I still think they bring an interesting bit of salt and pepper to the discussion: open-workspaces bring out a lot of opinions from workers and employees, and in my opinion are pretty low hanging fruit for a newly collectively-organized white collar workforce in 2020.
I think you're not getting many responses because few people agree with you or don't care. or because you are threadjacking. you may think your post is on topic but I don't think a lot of people would.
Also I can't parse most of your message. I think you are so far into your belief in this premise that no one can follow what you are saying; you are making a LOT of assumptions that others aren't.
For instance I have no idea what "newly collectively-organized white collar workforce in 2020" means. or "open-workspaces bring out a lot of opinions from workers and employees"

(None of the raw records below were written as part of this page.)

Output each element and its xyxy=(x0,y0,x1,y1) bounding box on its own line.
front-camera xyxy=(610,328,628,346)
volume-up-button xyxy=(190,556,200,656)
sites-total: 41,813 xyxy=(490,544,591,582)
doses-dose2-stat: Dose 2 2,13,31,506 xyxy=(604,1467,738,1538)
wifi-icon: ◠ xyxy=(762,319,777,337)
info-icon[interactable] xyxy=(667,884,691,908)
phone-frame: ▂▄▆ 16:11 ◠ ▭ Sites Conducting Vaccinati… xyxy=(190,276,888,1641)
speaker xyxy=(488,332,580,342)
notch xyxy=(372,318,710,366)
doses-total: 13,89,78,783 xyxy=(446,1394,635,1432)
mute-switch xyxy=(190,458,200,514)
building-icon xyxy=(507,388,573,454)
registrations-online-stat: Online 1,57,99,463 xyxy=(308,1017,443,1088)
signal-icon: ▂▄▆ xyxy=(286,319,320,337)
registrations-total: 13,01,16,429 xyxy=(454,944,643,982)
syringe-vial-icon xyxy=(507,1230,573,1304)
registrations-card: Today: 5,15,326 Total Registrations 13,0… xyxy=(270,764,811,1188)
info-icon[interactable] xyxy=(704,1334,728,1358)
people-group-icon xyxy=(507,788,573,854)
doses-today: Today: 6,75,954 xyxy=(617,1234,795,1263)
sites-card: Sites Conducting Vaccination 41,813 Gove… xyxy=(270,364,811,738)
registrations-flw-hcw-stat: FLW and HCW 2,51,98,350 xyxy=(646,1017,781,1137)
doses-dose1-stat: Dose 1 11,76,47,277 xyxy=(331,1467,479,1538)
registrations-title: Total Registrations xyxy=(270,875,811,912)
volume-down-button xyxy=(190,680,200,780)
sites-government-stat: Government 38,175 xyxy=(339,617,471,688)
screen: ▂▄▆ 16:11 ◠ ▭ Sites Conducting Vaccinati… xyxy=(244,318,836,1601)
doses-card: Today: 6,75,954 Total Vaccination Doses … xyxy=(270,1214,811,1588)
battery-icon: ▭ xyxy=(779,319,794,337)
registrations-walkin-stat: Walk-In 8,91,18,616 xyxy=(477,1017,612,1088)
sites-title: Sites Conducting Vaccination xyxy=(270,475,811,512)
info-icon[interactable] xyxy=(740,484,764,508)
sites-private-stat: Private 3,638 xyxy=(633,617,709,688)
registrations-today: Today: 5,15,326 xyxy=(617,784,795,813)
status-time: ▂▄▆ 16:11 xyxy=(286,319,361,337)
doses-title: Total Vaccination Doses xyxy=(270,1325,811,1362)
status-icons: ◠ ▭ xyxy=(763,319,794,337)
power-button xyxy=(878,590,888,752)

You’re certainly free to clear up what you were referring to versus being intentionally vague, but instead of a protracted debate over unclear drafting versus poor reading comprehension, let’s just get back on topic:
Do you think collective worker action is a valid path to take during this pandemic to improve working conditions as areas consider reopening and lifting quarantine restrictions?
I do, and I agree with others who say this opportunity is a good one to explore some of those options and begin having some of those dialogues to build effective coalitions.
I'm not who you're responding to, but I agree with you completely. I just wish the posts upthread hadn't cluttered up the thread with vague dance-around-the-subject language, instead of just stating what they thought and why they thought it.
I apologize if asking for your opinion on unionization was read as having made the assumption that you were full-on against unionization, the purpose of me asking for your input was a precise attempt to avoid assuming what your opinions were.
If that’s what you thought I said, then this is on me to phrase myself better in the future.